Sammeleintrag

Mal stichwortartig zusammengefasst mehrere Bücher, die ich in der letzten Zeit so gelesen habe.

Kenneth J. Harvey – Die Stadt, die das Atmen vergaß

Nicht leicht zu lesen undnoch weniger leicht einem Genre zuzuordnen. Mich haben in der Buchhandlung vor allem das Cover und der ungewöhnliche Titel angesprochen. Der Klappentext hörte sich gut an, aber ich hatte bis ich anfing keine Vorstellung davon was mich wrkilich erwartet.

Schön war die durchweg düstere und sturmumtoste Atmosphäre, man hört beim Lesen förmlich das Meeresrauschen. Charaktere sind gut, aber nicht übertrieben gezeichnet. Die Story an sich ist vielschichtig und „weird“, aber es fügt sich am Ende alles zu einem halbwegs logischen Ganzen zusammen. „Halbwegs“, weil für meinen doch recht bodenständigen Geschmack etwas zu viel „Fantasy“ dabei war, aber so als kleinen Exkurs in ein mir recht unbekanntes Genre fand ich das Buch außerordentlich gut. Den Vergelich mit Stephen Kind kann ich nur bedingt nachvollziehen. Auch hier bricht zwar „das Grauen“ in einen gutbürgerlichen Alltag ein, aber King benutzt ganz andere Stilmittel, schreibt viel plastischer und umschreibt das Grauen sehr genau, während bei Harvey alles sehr fein und subtil abläuft.
Insgesamt hätten 150 Seiten weniger dem Buch ganz gut getan, da war vieles einfach zu breit getreten.

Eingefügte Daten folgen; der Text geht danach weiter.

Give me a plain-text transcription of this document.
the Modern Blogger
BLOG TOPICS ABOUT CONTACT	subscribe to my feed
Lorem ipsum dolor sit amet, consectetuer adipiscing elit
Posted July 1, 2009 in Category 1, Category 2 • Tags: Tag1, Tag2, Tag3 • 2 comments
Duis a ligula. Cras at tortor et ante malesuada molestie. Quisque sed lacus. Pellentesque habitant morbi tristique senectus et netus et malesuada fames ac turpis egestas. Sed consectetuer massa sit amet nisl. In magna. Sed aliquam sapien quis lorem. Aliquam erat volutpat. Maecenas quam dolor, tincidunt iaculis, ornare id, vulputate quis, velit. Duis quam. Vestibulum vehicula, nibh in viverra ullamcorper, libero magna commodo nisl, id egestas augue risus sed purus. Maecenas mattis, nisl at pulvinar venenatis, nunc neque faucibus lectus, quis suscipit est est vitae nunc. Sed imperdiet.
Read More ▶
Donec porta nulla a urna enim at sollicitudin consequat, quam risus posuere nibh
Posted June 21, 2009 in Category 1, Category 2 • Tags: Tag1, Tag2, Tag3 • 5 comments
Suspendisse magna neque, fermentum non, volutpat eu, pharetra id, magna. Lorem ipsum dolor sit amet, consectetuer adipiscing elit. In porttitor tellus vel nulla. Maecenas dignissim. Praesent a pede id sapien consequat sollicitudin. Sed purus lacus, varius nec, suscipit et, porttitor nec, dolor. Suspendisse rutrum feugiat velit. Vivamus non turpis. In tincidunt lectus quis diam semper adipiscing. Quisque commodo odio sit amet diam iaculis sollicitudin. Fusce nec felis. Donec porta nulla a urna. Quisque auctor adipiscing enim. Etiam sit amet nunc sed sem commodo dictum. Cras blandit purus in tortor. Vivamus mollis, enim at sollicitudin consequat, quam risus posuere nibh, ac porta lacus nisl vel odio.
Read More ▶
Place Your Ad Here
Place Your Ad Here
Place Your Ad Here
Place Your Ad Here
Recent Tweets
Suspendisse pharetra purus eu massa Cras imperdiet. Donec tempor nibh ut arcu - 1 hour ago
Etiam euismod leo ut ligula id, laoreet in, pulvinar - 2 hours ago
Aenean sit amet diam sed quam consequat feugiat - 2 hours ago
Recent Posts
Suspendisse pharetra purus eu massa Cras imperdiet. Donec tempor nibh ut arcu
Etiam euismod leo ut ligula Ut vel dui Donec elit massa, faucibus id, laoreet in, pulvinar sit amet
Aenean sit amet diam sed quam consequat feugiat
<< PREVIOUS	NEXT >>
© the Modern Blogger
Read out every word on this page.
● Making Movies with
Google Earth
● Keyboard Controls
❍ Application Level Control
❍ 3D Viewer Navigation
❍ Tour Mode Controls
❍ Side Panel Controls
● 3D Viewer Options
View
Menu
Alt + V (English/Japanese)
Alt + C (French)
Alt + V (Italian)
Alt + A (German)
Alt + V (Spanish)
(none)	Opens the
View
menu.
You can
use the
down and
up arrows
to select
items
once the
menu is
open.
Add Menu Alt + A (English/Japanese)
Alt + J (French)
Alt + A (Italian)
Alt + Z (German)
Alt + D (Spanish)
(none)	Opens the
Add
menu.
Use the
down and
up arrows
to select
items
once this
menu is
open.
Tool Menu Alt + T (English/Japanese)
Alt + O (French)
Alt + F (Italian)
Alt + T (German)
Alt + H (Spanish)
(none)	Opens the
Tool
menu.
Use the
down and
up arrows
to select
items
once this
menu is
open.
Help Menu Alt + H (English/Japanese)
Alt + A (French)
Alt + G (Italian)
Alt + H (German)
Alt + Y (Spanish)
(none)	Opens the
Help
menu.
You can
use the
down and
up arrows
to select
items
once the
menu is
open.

Steffi von Wolff – Rostfrei

Schräg – schräger – Steffi von Wolff!

Ich liebe ihre Bücher, verstehe aber auch, wenn man es nicht tut. Man muss wirklich bereit sein, sich auf aberwitzige und nicht immer sehr realistische und teils völlig überzeichnete Charaktere einzulassen. Die Story ist auch hier schräg und nicht immer besonders wirklichkeitsnah, dabei aber so warmherzig und schön erzählt, dass (mir) das beim Lesen egal ist. Oftmals knapp davor, ins Alberne abzudriften wird die Story getragen und „gerettet“ von zwar nicht minder schrägen Charakteren, die aber alle so liebevoll und mit viel Liebe fürs Detail gezeichnet und ausgeschmückt sind, dass es mir Spaß gemacht hat, sie zu begleiten.

Jón Hallur Stefánsson – Eiskalte Stille

Überraschungserfolg des Monats! Ein Krimi, in dem wirklich ewig nichts passiert und der trotzdem nicht eine Minute langweilig war. Ungefähr 100 Seiten lang dauerte es, bis überhaupt erstmal die ersten Zusammenhänge klar wurden. Anfangs wurden ständig kapitelweise neue Personen vorgestellt, teils aus verschiedenen Erzählperspektiven.
Das Buch lebt von den wirklich gut und abwechslungsreich gezeichneten Charakteren. Darin und in der schnodderigen Erzählweise Stefánssons sehe ich sein großes Talent. Er lullt damit den Leser so ein, dass der irgendwann so gefangen ist in der Geschichte und sich im geiste schon bequem die Lösung des Falles zurecht gelegt hat. Und dann schlägt der Autor nochmal zu und gibt dem ganzen eine vollkommen überraschende Wendung, auf die vorher nie jemand gekommen wäre und die regelrecht einrbicht in die ansonsten sachte dahinplätschernde Geschichte! Wirklich sensationell! Ich liebe (Kriminal-)Geschichten, die plötzlich „kippen“ und sich um 180 Grad wenden, nachdem man sich vorher in Sicherheit wiegte und alles glasklar vor Augen hatte.
Ich habe das Buch sehr gerne gelesen und habe das demnächst erscheinende 2. Buch des Autors schon auf meinen Merkzettel gesetzt.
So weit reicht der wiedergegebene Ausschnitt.